In hetzelfde vlugschrift vroegen de auteurs zich vertwijfeld af: ‘Waarom stelt het Duitse volk zich zo apathisch op tegenover al deze afschuwelijke, mensonterende misdaden?’ Het neemt kennis van de feiten, maar legt ze algauw ‘ad acta’ om ‘opnieuw stompzinnig door te suffen’. Op deze manier geeft de overgrote meerderheid van de Duitsers ‘deze fascistische misdadigers moed en de gelegenheid huis te blijven houden – en dat doen ze ook.’

Ook voor ons hedendaagse Duitsers, inbegrepen historici, is deze in 1942 gestelde vraag lastig te beantwoorden. Hoe konden overigens doodgewone Duitsers al deze moorden begaan of stilzwijgend laten gebeuren? Waarom ‘bleven ze stompzinnig doorsuffen’ door het niet te willen weten en te verdringen?

Dezelfde veelvuldige stompzinnige apathie en gedweeheid kwamen op deze 18e februari 1943 ook tot uiting op de Universiteit van München. De ooggetuige Helmut Goetz berichtte: ‘Om 12 uur kon ik de universiteit niet meer uitkomen omdat alle uitgangen en telefoonhokjes versperd waren. Er was geroezemoes, maar verder gebeurde er niets, ook niet toen een jong meisje door twee Gestapobeambten door de meute heen afgevoerd werd. Ik was te laf om mijn mond open te doen. Maar ik was ook geschokt door de treurige passiviteit van de aanwezige studenten, die zo onbegrijpelijk stompzinnig waren om zich achter de kort daarop verschenen rector magnificus te scharen die iets over hoogverraders, enzovoort zwatelde.’

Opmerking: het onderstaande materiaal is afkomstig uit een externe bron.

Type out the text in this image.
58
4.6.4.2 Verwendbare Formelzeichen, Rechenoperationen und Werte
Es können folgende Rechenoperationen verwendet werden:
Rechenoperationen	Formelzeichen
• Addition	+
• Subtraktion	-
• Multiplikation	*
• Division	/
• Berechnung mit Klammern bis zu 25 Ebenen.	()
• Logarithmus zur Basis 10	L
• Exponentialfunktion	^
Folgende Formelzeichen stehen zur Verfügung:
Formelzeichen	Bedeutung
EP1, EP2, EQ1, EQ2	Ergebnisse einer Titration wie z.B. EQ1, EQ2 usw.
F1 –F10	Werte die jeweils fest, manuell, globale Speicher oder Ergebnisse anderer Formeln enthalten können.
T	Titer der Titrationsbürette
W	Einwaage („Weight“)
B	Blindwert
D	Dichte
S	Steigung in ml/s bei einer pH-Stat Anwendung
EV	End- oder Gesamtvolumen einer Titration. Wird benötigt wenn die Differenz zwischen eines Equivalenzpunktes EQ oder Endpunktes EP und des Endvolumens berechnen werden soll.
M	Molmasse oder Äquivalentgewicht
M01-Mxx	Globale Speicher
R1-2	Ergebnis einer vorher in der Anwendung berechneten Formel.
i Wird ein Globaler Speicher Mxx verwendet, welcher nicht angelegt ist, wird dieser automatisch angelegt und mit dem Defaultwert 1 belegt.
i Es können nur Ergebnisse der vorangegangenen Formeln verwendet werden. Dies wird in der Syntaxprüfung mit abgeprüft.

De blokkade werd na ruim een uur opgeheven, en volgens getuigenis van de rector magnificus van de Ludwig Maximilians-Universiteit, Walther Wüst, en ‘alle betrokken instanties’, hadden de opgesloten studenten zich tijdens ‘de uitgevoerde politieactie’ onberispelijk gedragen.

Vanwaar al dit aanpassen en wegduiken? Een belangrijk antwoord op deze vraag is te vinden in de redevoering over de ‘totale oorlog’. Goebbels wierp het parool ‘overwinning of ondergang’ in de strijd en motiveerde dit door op de moord op de Joden te zinspelen: ‘Achter de aanstormende Sovjetdivisies ontwaren we reeds de Joodse liquidatiecommando’s’, oreerde hij en hij sprak tussen neus en lippen door: ‘Men zal, wil ik hierbij zeggen, in dit verband ook onze consequente Jodenpolitiek kunnen begrijpen.’ Bij wie het nog altijd niet wilde begrijpen, hamerde Goebbels er seconden later in dat Duitsland het Jodendom ‘met de meest radicale tegenmiddelen’ bestrijden zou en hij voegde eraan toe: de ‘gigantische strijd tegen deze wereldpest mag slechts eindigen met de overwinning’; want ‘iedereen weet dat deze oorlog, wanneer wij hem verliezen, ons allen te gronde zal richten’.

Met de nauw verhulde toespraak over het moorden drong de leiding het eigen volk een verstard fatalisme, een stom zwijgen op. Hermann Göring had daarvoor, op 4 oktober 1942, al naar dit middel gegrepen tijdens zijn Erntedankrede (dankrede voor de oogst). De spreker beloofde hogere vleesrantsoenen om – in een reeds kritische situatie – de wil te schragen om vol te houden. Maar dat leek hem niet genoeg. Daarom dwong hij de wil af vol te houden. Terwijl Duitsers dag na dag meerdere duizenden Joden in de gaskamers van Bełżec, Sobibór en Treblinka vermoordden, kwam Göring in de slotzinnen van zijn toespraak ogenschijnlijk lukraak over de Joden te spreken: ‘Duits volk, je moet weten, wanneer de oorlog wordt verloren, ga je te gronde. De Jood staat met zijn oneindige haat achter deze vernietigingsgedachte. En iemand kan dan zeggen dat hij democraat of plutocraat of sociaaldemocraat of communist of nazi is, het zal hem worst zijn. De Jood ziet alleen de Duitser. En maken jullie je daarover geen illusies: deze oorlog wordt gewonnen omdat hij gewonnen moet worden.’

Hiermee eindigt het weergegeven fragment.